Romario also, das klingt zwischen den Zeilen immer wieder durch, war ein genialer Fußballer, hinterhältig und verschlagen wie seinerzeit nur Pippo Inzaghi (das steht da nicht), außerhalb des Platzes ein Hallodri, der das Leben zu genießen wußte; er hätte dieses sein Leben voller Jux und Dollerei weiterführen können, er hätte eine der unzähligen Plastikdenkmale seiner selbst werden können, wie es viele begnadete brailianische Fußballer geworden sind, sich einen Posten ergattern können und sein Geld verprassen; ein Fall für die Bunte, man denkt an die Geschichte mit dem verlorenen Sohn, der es am Ende aber doch in die Zeit geschafft hat.

Denn es kam der Bruch, der karthartische Moment (den Marian Blasberg zunächst noch ausspart): seither ist er ein Politiker, ein echter, der arbeitet und Sachen macht für die Armen, Schwachen, Ausgestoßenen; einer, dem kultische Verehrung gebührt, wie man sie hierzulande nur noch Toten entgegenbringt, Liebknecht, Luxemburg, Jaurès. Ein Fußball-Sozialist.

How comes? Oder in den Worten Marian Blasbergs: „Was also ist passiert mit diesem Mann?“

Die Läuterung kam durch den Geburtskanal seiner Exfrau und hat Trisomie 21; seine Tochter Ivy.

Wenn man so will, markiert dieser besondere emotionale Moment auf dem Spielfeld exakt den Wendepunkt in Romários Leben. „Ohne Ivy“, sagt er, „säße ich nicht hier.“ Es sei ein Schock für ihn gewesen, sagt Romário, als er die Diagnose gehört habe. Mit so etwas wie einer Behinderung habe er nie zu tun gehabt. Es seien Wochen gewesen, in denen er sich fragte, was er falsch gemacht habe. Aber dann machte etwas Klick, irgendein Schalter habe sich umgelegt. Romário dachte: Vielleicht ist Ivy eine Botschaft, ein sonderbares Geschenk, das mir der liebe Gott in den Schoß gelegt hat.

Auch das ist eine Erzählung, die man kennt: dass Eltern mit behinderten Kindern deren Geburt als Prüfung begreifen, als Aufgabe und Herausforderung, gerne auch göttlich überhöht. Ein bisschen Hiob, möchte man meinen, und ein bisschen Jesus Christus auch. Etwas, das sie in ihrem Innersten umkrempelt, exemplarisch bei Romario:

Er erfährt etwas, das er in den Nächten auf der Piste nie gefunden hat, eine unschuldige Liebe, eine Beziehung ohne Hintergedanken. „Es ist wichtig, Dinge zu geben, ohne zu erwarten, dass man etwas zurückbekommt. Ich habe früher sehr viel falsch gemacht“, sagt Romário.
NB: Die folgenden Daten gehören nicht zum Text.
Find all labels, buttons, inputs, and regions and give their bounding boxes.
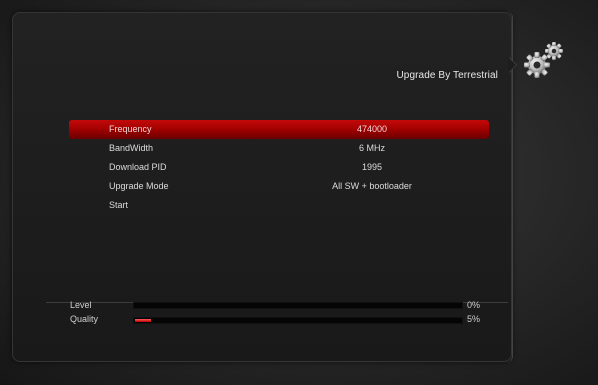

Wir haben hier also die Geschichte des genialen Tunichtgut, des nachlässigen, egozentrischen Stars, der durch die Konfrontation mit etwas Höherem, Reellerem geläutert wird und zu schenken lernt; wobei das Höhere, Reellere die Behinderung der Tochter ist (nicht etwa die Tochter, ein Kind reicht nicht aus, sonst hätte das auch der Sohn geschafft, dessentwegen er jetzt Champagnergläser zerschmeißt), nein, es muss schon ein besonderes Kind sein, das ihn zur Einsicht zwingt.

Nach dem zweiten Lesen zerfällt mir der Text in viele kleine christliche Bruchstücke, in Mythen und althergebrachte Erzählungen. Zusammengehalten wird das Ganze mit ein bisschen Rührseligkeit, einer kleinen Dosis Pathos und eine Figur zum Hauptdarsteller hat, die man hier nicht allzugenau kennt, aber deren Namen man schon mehrfach gehört hat. (Über keinen deutschen Spieler könnte man so schreiben.)

Um keine Missverständnisse aufkommen zu lassen: das ist ein hervorragendes Stück, rund und mit Tempo, kenntnisreich und sauber formuliert. Aber vielleicht ist gerade das das Problem, das es nirgendwo hakt und derart glattgeschliffen ist, dass einem die Geschichte durch die Finger flutscht. Es ist ein Gefühl, dass mich bei Zeit-Artikeln oft befällt: Was man dort für guten Journalismus hält, ist allzuoft nur schlechte Literatur.

(To do: Eine Hagiographie Romarios schreiben, oder vielleicht besser noch: eine Entsprechung finden, die man hier besser kennt als nur vom Namen her und ein paar Toren in Gelb; aber wer könnte das sein?)